[Hyperhomocysteinemia, oxidative stress and microinflammation in chronic renal failure: their roles in atherogene]
- PMID: 15130417
[Hyperhomocysteinemia, oxidative stress and microinflammation in chronic renal failure: their roles in atherogene]
Abstract
Objective: To investigate the relationship between hyperhomocysteinemia, oxidative stress and microinflammation in patients with chronic renal failure (CRF), and its role in the pathogenesis of atherosclerosis seen in these patients.

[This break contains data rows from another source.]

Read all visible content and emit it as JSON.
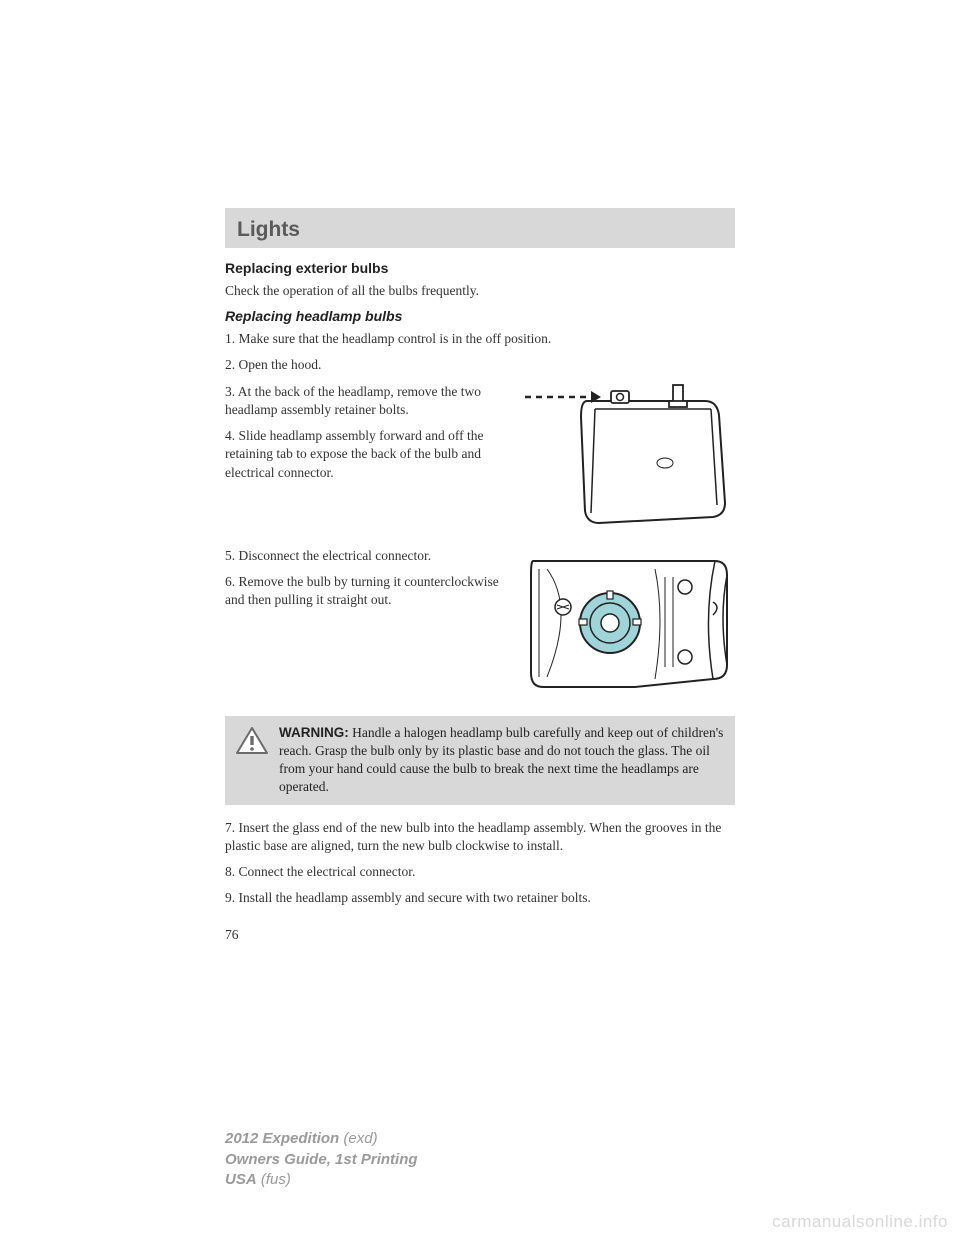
{
  "section_title": "Lights",
  "h1": "Replacing exterior bulbs",
  "intro": "Check the operation of all the bulbs frequently.",
  "h2": "Replacing headlamp bulbs",
  "steps": {
    "s1": "1. Make sure that the headlamp control is in the off position.",
    "s2": "2. Open the hood.",
    "s3": "3. At the back of the headlamp, remove the two headlamp assembly retainer bolts.",
    "s4": "4. Slide headlamp assembly forward and off the retaining tab to expose the back of the bulb and electrical connector.",
    "s5": "5. Disconnect the electrical connector.",
    "s6": "6. Remove the bulb by turning it counterclockwise and then pulling it straight out.",
    "s7": "7. Insert the glass end of the new bulb into the headlamp assembly. When the grooves in the plastic base are aligned, turn the new bulb clockwise to install.",
    "s8": "8. Connect the electrical connector.",
    "s9": "9. Install the headlamp assembly and secure with two retainer bolts."
  },
  "warning_label": "WARNING:",
  "warning_text": " Handle a halogen headlamp bulb carefully and keep out of children's reach. Grasp the bulb only by its plastic base and do not touch the glass. The oil from your hand could cause the bulb to break the next time the headlamps are operated.",
  "page_number": "76",
  "footer": {
    "line1a": "2012 Expedition",
    "line1b": " (exd)",
    "line2": "Owners Guide, 1st Printing",
    "line3a": "USA",
    "line3b": " (fus)"
  },
  "watermark": "carmanualsonline.info",
  "diagram1": {
    "stroke": "#222222",
    "fill": "#ffffff",
    "dash": "6,5"
  },
  "diagram2": {
    "stroke": "#222222",
    "fill": "#ffffff",
    "accent": "#9fd4d9"
  },
  "warning_icon": {
    "stroke": "#6b6b6b",
    "fill": "#ffffff"
  }
}
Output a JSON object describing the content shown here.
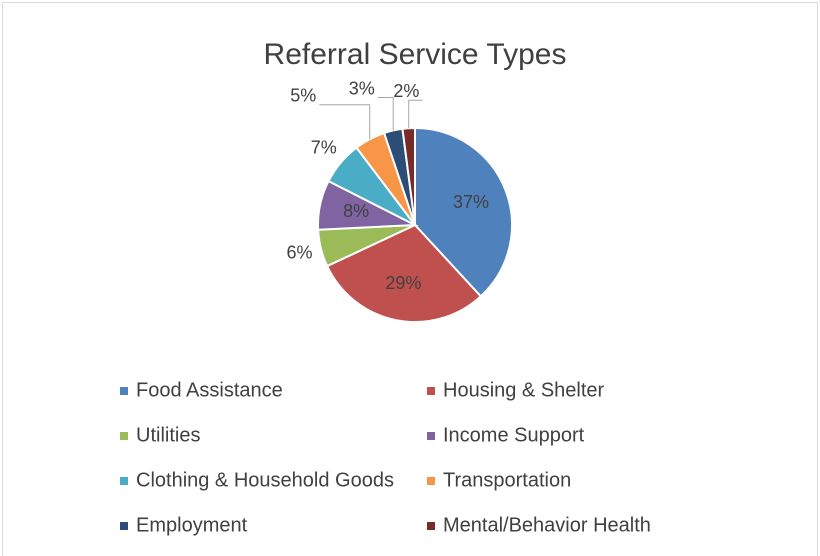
{
  "chart_data": {
    "type": "pie",
    "title": "Referral Service Types",
    "categories": [
      "Food Assistance",
      "Housing & Shelter",
      "Utilities",
      "Income Support",
      "Clothing & Household Goods",
      "Transportation",
      "Employment",
      "Mental/Behavior Health"
    ],
    "values": [
      37,
      29,
      6,
      8,
      7,
      5,
      3,
      2
    ],
    "value_labels": [
      "37%",
      "29%",
      "6%",
      "8%",
      "7%",
      "5%",
      "3%",
      "2%"
    ],
    "colors": [
      "#4f81bd",
      "#c0504d",
      "#9bbb59",
      "#8064a2",
      "#4bacc6",
      "#f79646",
      "#2c4d75",
      "#772c2a"
    ],
    "legend": "bottom"
  }
}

Methods: One hundred and fourteen CRF patients and 37 healthy volunteers were involved in the study. The levels of plasma total homocysteine (tHcy) were determined by fluorescence polarization immunoassay. Plasma malondialdehyde (MDA) levels were analyzed by thiobarbituric acid reaction. The activity of glutathione peroxidase (GSHPx) in plasma was measured by spectrophotometry. Serum C-reactive protein (CRP), interleukin (IL)-6 and tumor necrosis factor (TNF)alpha were determined by ELISA. Intima-medial thickness (IMT) of extracranial common carotid artery and the presence of atherosclerotic plaques was determined by using noninvasive high-resolution B-mode ultrasonography.

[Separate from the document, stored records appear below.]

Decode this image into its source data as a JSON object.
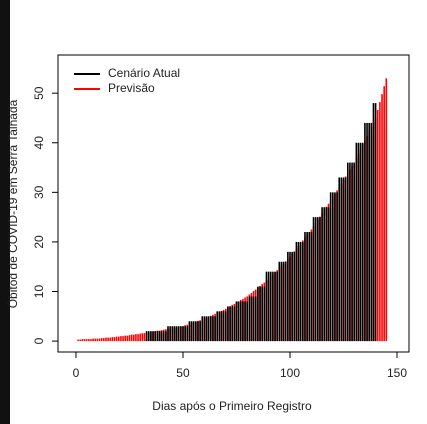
{
  "chart_data": {
    "type": "bar",
    "xlabel": "Dias após o Primeiro Registro",
    "ylabel": "Óbitod de COVID-19 em Serra Talhada",
    "x": [
      1,
      2,
      3,
      4,
      5,
      6,
      7,
      8,
      9,
      10,
      11,
      12,
      13,
      14,
      15,
      16,
      17,
      18,
      19,
      20,
      21,
      22,
      23,
      24,
      25,
      26,
      27,
      28,
      29,
      30,
      31,
      32,
      33,
      34,
      35,
      36,
      37,
      38,
      39,
      40,
      41,
      42,
      43,
      44,
      45,
      46,
      47,
      48,
      49,
      50,
      51,
      52,
      53,
      54,
      55,
      56,
      57,
      58,
      59,
      60,
      61,
      62,
      63,
      64,
      65,
      66,
      67,
      68,
      69,
      70,
      71,
      72,
      73,
      74,
      75,
      76,
      77,
      78,
      79,
      80,
      81,
      82,
      83,
      84,
      85,
      86,
      87,
      88,
      89,
      90,
      91,
      92,
      93,
      94,
      95,
      96,
      97,
      98,
      99,
      100,
      101,
      102,
      103,
      104,
      105,
      106,
      107,
      108,
      109,
      110,
      111,
      112,
      113,
      114,
      115,
      116,
      117,
      118,
      119,
      120,
      121,
      122,
      123,
      124,
      125,
      126,
      127,
      128,
      129,
      130,
      131,
      132,
      133,
      134,
      135,
      136,
      137,
      138,
      139,
      140,
      141,
      142,
      143,
      144,
      145
    ],
    "series": [
      {
        "name": "Previsão",
        "color": "#ff0000",
        "values": [
          0.3,
          0.3,
          0.4,
          0.4,
          0.4,
          0.4,
          0.4,
          0.5,
          0.5,
          0.5,
          0.5,
          0.6,
          0.6,
          0.7,
          0.7,
          0.7,
          0.8,
          0.8,
          0.9,
          0.9,
          1.0,
          1.0,
          1.1,
          1.1,
          1.2,
          1.3,
          1.3,
          1.4,
          1.4,
          1.5,
          1.6,
          1.6,
          1.7,
          1.8,
          1.9,
          1.9,
          2.0,
          2.1,
          2.1,
          2.2,
          2.3,
          2.4,
          2.5,
          2.5,
          2.6,
          2.7,
          2.8,
          2.8,
          2.9,
          3.0,
          3.2,
          3.3,
          3.5,
          3.6,
          3.8,
          3.9,
          4.1,
          4.2,
          4.4,
          4.5,
          4.7,
          4.9,
          5.1,
          5.3,
          5.5,
          5.7,
          5.9,
          6.1,
          6.3,
          6.5,
          6.8,
          7.0,
          7.3,
          7.5,
          7.8,
          8.0,
          8.3,
          8.5,
          8.8,
          9.0,
          9.4,
          9.7,
          10.1,
          10.4,
          10.8,
          11.1,
          11.5,
          11.8,
          12.2,
          12.5,
          13.0,
          13.4,
          13.9,
          14.3,
          14.8,
          15.2,
          15.7,
          16.1,
          16.6,
          17.0,
          17.6,
          18.1,
          18.7,
          19.2,
          19.8,
          20.3,
          20.9,
          21.4,
          22.0,
          22.5,
          23.2,
          23.8,
          24.5,
          25.1,
          25.8,
          26.4,
          27.1,
          27.7,
          28.4,
          29.0,
          29.7,
          30.4,
          31.1,
          31.8,
          32.5,
          33.2,
          33.9,
          34.6,
          35.3,
          36.0,
          36.9,
          37.8,
          38.7,
          39.6,
          40.5,
          41.4,
          42.3,
          43.2,
          44.1,
          45.0,
          46.6,
          48.2,
          49.8,
          51.4,
          53.0
        ]
      },
      {
        "name": "Cenário Atual",
        "color": "#000000",
        "values": [
          0,
          0,
          0,
          0,
          0,
          0,
          0,
          0,
          0,
          0,
          0,
          0,
          0,
          0,
          0,
          0,
          0,
          0,
          0,
          0,
          0,
          0,
          0,
          0,
          0,
          0,
          0,
          0,
          0,
          0,
          0,
          0,
          2,
          2,
          2,
          2,
          2,
          2,
          2,
          2,
          2,
          2,
          3,
          3,
          3,
          3,
          3,
          3,
          3,
          3,
          3,
          3,
          4,
          4,
          4,
          4,
          4,
          4,
          5,
          5,
          5,
          5,
          5,
          5,
          5,
          6,
          6,
          6,
          6,
          6,
          7,
          7,
          7,
          7,
          8,
          8,
          8,
          8,
          8,
          8,
          9,
          9,
          9,
          9,
          11,
          11,
          11,
          11,
          14,
          14,
          14,
          14,
          14,
          14,
          16,
          16,
          16,
          16,
          18,
          18,
          18,
          18,
          20,
          20,
          20,
          20,
          22,
          22,
          22,
          22,
          25,
          25,
          25,
          25,
          27,
          27,
          27,
          27,
          30,
          30,
          30,
          30,
          33,
          33,
          33,
          33,
          36,
          36,
          36,
          36,
          40,
          40,
          40,
          40,
          44,
          44,
          44,
          44,
          48,
          48,
          null,
          null,
          null,
          null,
          null
        ]
      }
    ],
    "xlim": [
      -8.4,
      155.6
    ],
    "xticks": [
      0,
      50,
      100,
      150
    ],
    "ylim": [
      -2.2,
      57.7
    ],
    "yticks": [
      0,
      10,
      20,
      30,
      40,
      50
    ],
    "legend": "top-left"
  }
}
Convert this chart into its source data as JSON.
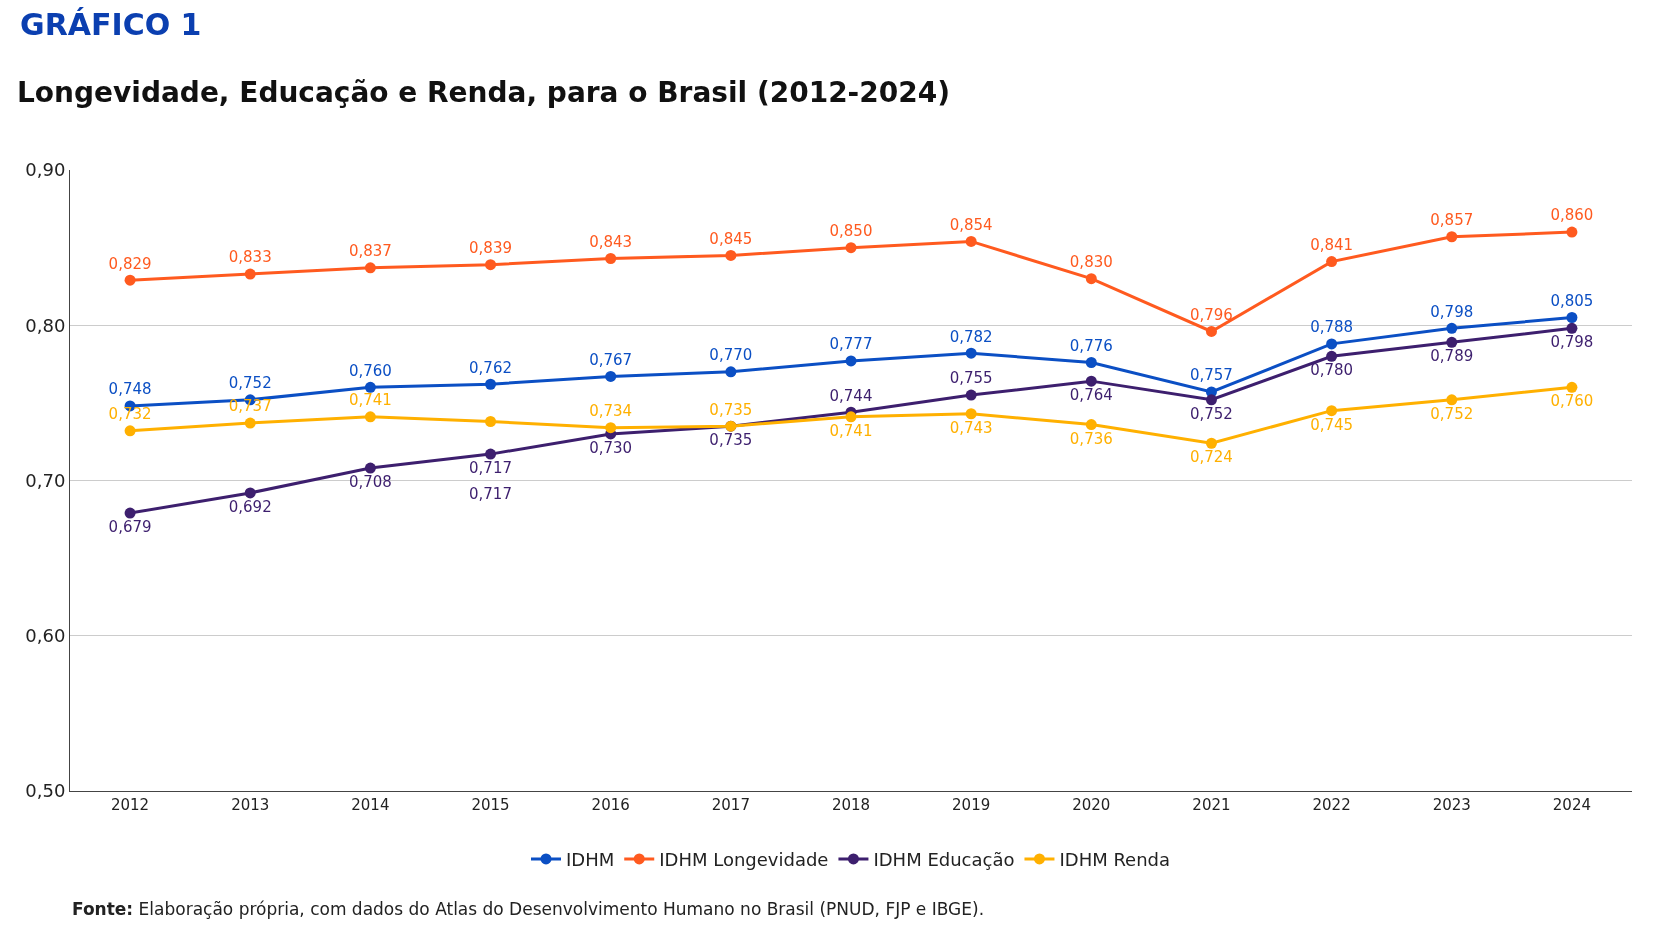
{
  "chart_data": {
    "type": "line",
    "title": "GRÁFICO 1",
    "subtitle": "Longevidade, Educação e Renda, para o Brasil (2012-2024)",
    "categories": [
      "2012",
      "2013",
      "2014",
      "2015",
      "2016",
      "2017",
      "2018",
      "2019",
      "2020",
      "2021",
      "2022",
      "2023",
      "2024"
    ],
    "series": [
      {
        "name": "IDHM",
        "color": "#0b4fc4",
        "values": [
          0.748,
          0.752,
          0.76,
          0.762,
          0.767,
          0.77,
          0.777,
          0.782,
          0.776,
          0.757,
          0.788,
          0.798,
          0.805
        ],
        "value_labels": [
          "0,748",
          "0,752",
          "0,760",
          "0,762",
          "0,767",
          "0,770",
          "0,777",
          "0,782",
          "0,776",
          "0,757",
          "0,788",
          "0,798",
          "0,805"
        ]
      },
      {
        "name": "IDHM Longevidade",
        "color": "#ff5a1f",
        "values": [
          0.829,
          0.833,
          0.837,
          0.839,
          0.843,
          0.845,
          0.85,
          0.854,
          0.83,
          0.796,
          0.841,
          0.857,
          0.86
        ],
        "value_labels": [
          "0,829",
          "0,833",
          "0,837",
          "0,839",
          "0,843",
          "0,845",
          "0,850",
          "0,854",
          "0,830",
          "0,796",
          "0,841",
          "0,857",
          "0,860"
        ]
      },
      {
        "name": "IDHM Educação",
        "color": "#3d1f6e",
        "values": [
          0.679,
          0.692,
          0.708,
          0.717,
          0.73,
          0.735,
          0.744,
          0.755,
          0.764,
          0.752,
          0.78,
          0.789,
          0.798
        ],
        "value_labels": [
          "0,679",
          "0,692",
          "0,708",
          "0,717",
          "0,730",
          "0,735",
          "0,744",
          "0,755",
          "0,764",
          "0,752",
          "0,780",
          "0,789",
          "0,798"
        ]
      },
      {
        "name": "IDHM Renda",
        "color": "#ffb000",
        "values": [
          0.732,
          0.737,
          0.741,
          0.738,
          0.734,
          0.735,
          0.741,
          0.743,
          0.736,
          0.724,
          0.745,
          0.752,
          0.76
        ],
        "value_labels": [
          "0,732",
          "0,737",
          "0,741",
          null,
          "0,734",
          "0,735",
          "0,741",
          "0,743",
          "0,736",
          "0,724",
          "0,745",
          "0,752",
          "0,760"
        ]
      }
    ],
    "ylim": [
      0.5,
      0.9
    ],
    "yticks": [
      {
        "value": 0.5,
        "label": "0,50"
      },
      {
        "value": 0.6,
        "label": "0,60"
      },
      {
        "value": 0.7,
        "label": "0,70"
      },
      {
        "value": 0.8,
        "label": "0,80"
      },
      {
        "value": 0.9,
        "label": "0,90"
      }
    ],
    "grid": "y",
    "legend": "bottom",
    "marker": "circle",
    "line_style": "solid",
    "annotations": [
      {
        "text": "0,717",
        "x": "2015",
        "y": 0.717
      },
      "Fonte: Elaboração própria, com dados do Atlas do Desenvolvimento Humano no Brasil (PNUD, FJP e IBGE)."
    ]
  }
}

Results: Levels of tHcy, MDA, CRP and TNFalpha in the non-dialysis CRF patients were significantly higher than those in the healthy controls and increased with the progression of renal insufficiency, while plasma activity of GSHPx decreased progressively with decline of renal function. Compared with the pre-dialysis patients, hemodialysis patients exhibited higher levels of tHcy, MDA, CRP, IL-6 and TNFalpha, and lower levels of GSHPx activity. There were no significant difference in the levels of tHcy, MDA, CRP, IL-6, TNFalpha, and GSHPx activity between patients dialyzed with hemophan, polysulfone and cellulose triacetate membrane. Prevalence of atherosclerotic plaque and increased IMT in carotid artery were significantly higher in CRF patients compared with the age-matched controls and associated with the levels of tHcy, MDA and CRP. Multivariate stepwise regressive analysis showed that increased IMT in CRF patients was closely related to the levels of tHcy, MDA, CRP, blood glucose, and very low density lipoproteins (R(2) = 0.572, P < 0.001). The factors associated with plasma MDA (representing lipid peroxidation level) were GSHPx activity (standard regressive coefficient, beta = -0.651, P < 0.01), tHcy level (beta = 0.229, P < 0.01), and serum creatinine (beta = 0.163, P < 0.05). The factors associated with serum CRP (representing microinflammation state) were IL-6 (beta = 0.532, P < 0.01), TNFalpha (beta = 0.212, P < 0.01), MDA (beta = 0.209, P < 0.05), and plasma albumin (beta = -0.297, P < 0.05).
Conclusion: Hyperhomocysteinemia in CRF patients may accelerate oxidative stress, and lipid peroxidation may be involved in the occurrence of microinflammation state. The complex interaction between hyperhomocysteinemia, oxidative stress and microinflammation may result in accelerated atherosclerosis seen in CRF.